Certain MA programs consider an individual's income and assets when
determining eligibility and any cost-sharing requirements. Under the bill, when
determining eligibility or cost-sharing requirements under various MA programs,
including Family Care and MAPP, DHS must exclude, to the extent approved by the
federal government, independence accounts and retirement benefits that
accumulated or were earned through employment income or employer contributions
while the individual was employed and receiving MA coverage under MAPP. An
independence account is a DHS-approved account that consists of savings from
income earned while an individual is covered under MAPP.

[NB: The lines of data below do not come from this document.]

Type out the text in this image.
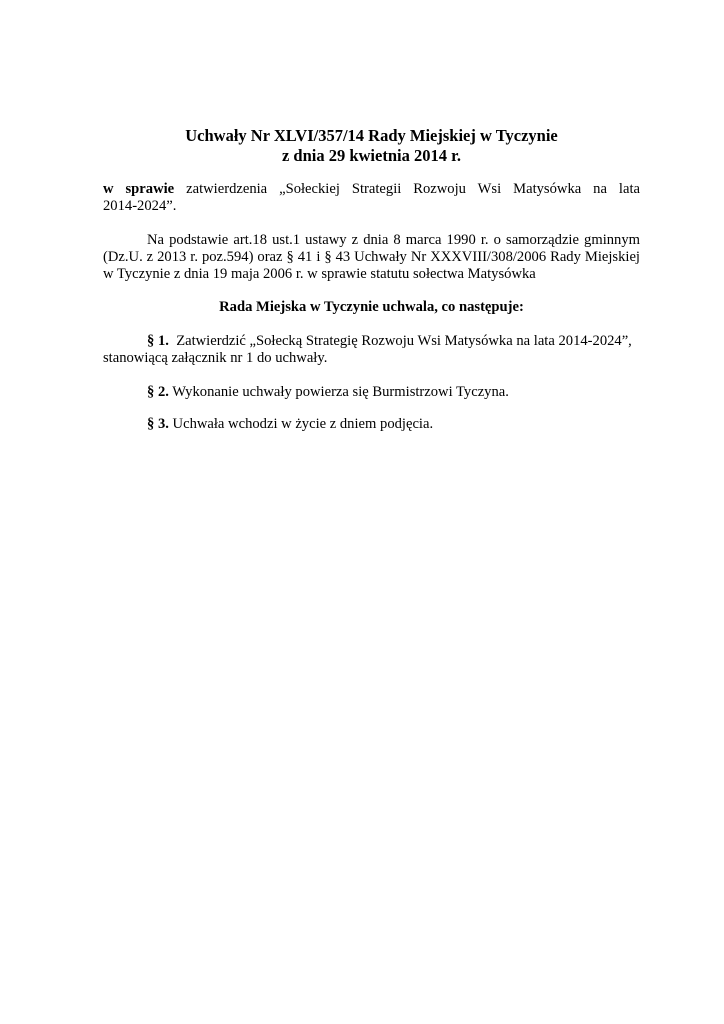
Uchwały Nr XLVI/357/14 Rady Miejskiej w Tyczynie
z dnia 29 kwietnia 2014 r.
w sprawie zatwierdzenia „Sołeckiej Strategii Rozwoju Wsi Matysówka na lata
2014-2024”.
Na podstawie art.18 ust.1 ustawy z dnia 8 marca 1990 r. o samorządzie gminnym
(Dz.U. z 2013 r. poz.594) oraz § 41 i § 43 Uchwały Nr XXXVIII/308/2006 Rady Miejskiej
w Tyczynie z dnia 19 maja 2006 r. w sprawie statutu sołectwa Matysówka
Rada Miejska w Tyczynie uchwala, co następuje:
§ 1. Zatwierdzić „Sołecką Strategię Rozwoju Wsi Matysówka na lata 2014-2024”,
stanowiącą załącznik nr 1 do uchwały.
§ 2. Wykonanie uchwały powierza się Burmistrzowi Tyczyna.
§ 3. Uchwała wchodzi w życie z dniem podjęcia.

Under current law, an individual who divests income or assets, or disposes of
income or assets for less than fair market value, may be ineligible for MA for a certain
period of time. Current law specifies a method for determining the starting date for
an ineligibility period for MA resulting from a divestment. This bill specifies that the
current law method applies to applicants for MA. For recipients of long-term care
services through MA, the bill sets as the starting date for an ineligibility period the
first day of the month following the month in which the individual receives advance
notice of that ineligibility period.
Under current law, the purchase by an individual or his or her spouse of a
promissory note, loan, or mortgage is a transfer of assets for less than fair market
value that triggers an ineligibility period unless certain circumstances apply,
including that the loan's terms prohibit cancellation of the balance upon the death
of the lender. This bill specifies that a promissory note in which the debtor is a
presumptive heir of the lender or in which neither the lender nor debtor has any
incentive to enforce repayment is considered canceled upon the death of the lender
for purposes of divestment and eligibility for MA.
Current law provides for protection of certain income and resources for a spouse
who is not receiving long-term care services through MA, known as the community
spouse, of an institutionalized individual. This bill specifies that even though the
community spouse's resources are considered unavailable, the transfer of those
resources or other assets by the community spouse within the first five years of the
institutionalized spouse's eligibility for MA may result in a period of ineligibility for
MA. The bill also allows DHS to deny MA eligibility to an institutionalized spouse
if the institutionalized spouse and community spouse do not provide the total value
of their assets and information on income and resources to the extent required under
federal law or do not sign the MA application.
Current law allows a community spouse to have a minimum monthly
maintenance needs allowance (MMMNA) and the community spouse is allowed a
resource allowance to generate the income to provide the MMMNA. If either spouse
establishes at a fair hearing that the resource allowance determined outside the fair
hearing does not generate enough income to meet the MMMNA, DHS is required to

establish an amount that results in a sufficient MMMNA. The bill specifies on what
DHS must base the amount to be used to raise the income to the level of the MMMNA
and that any resource may be transferred to provide that amount.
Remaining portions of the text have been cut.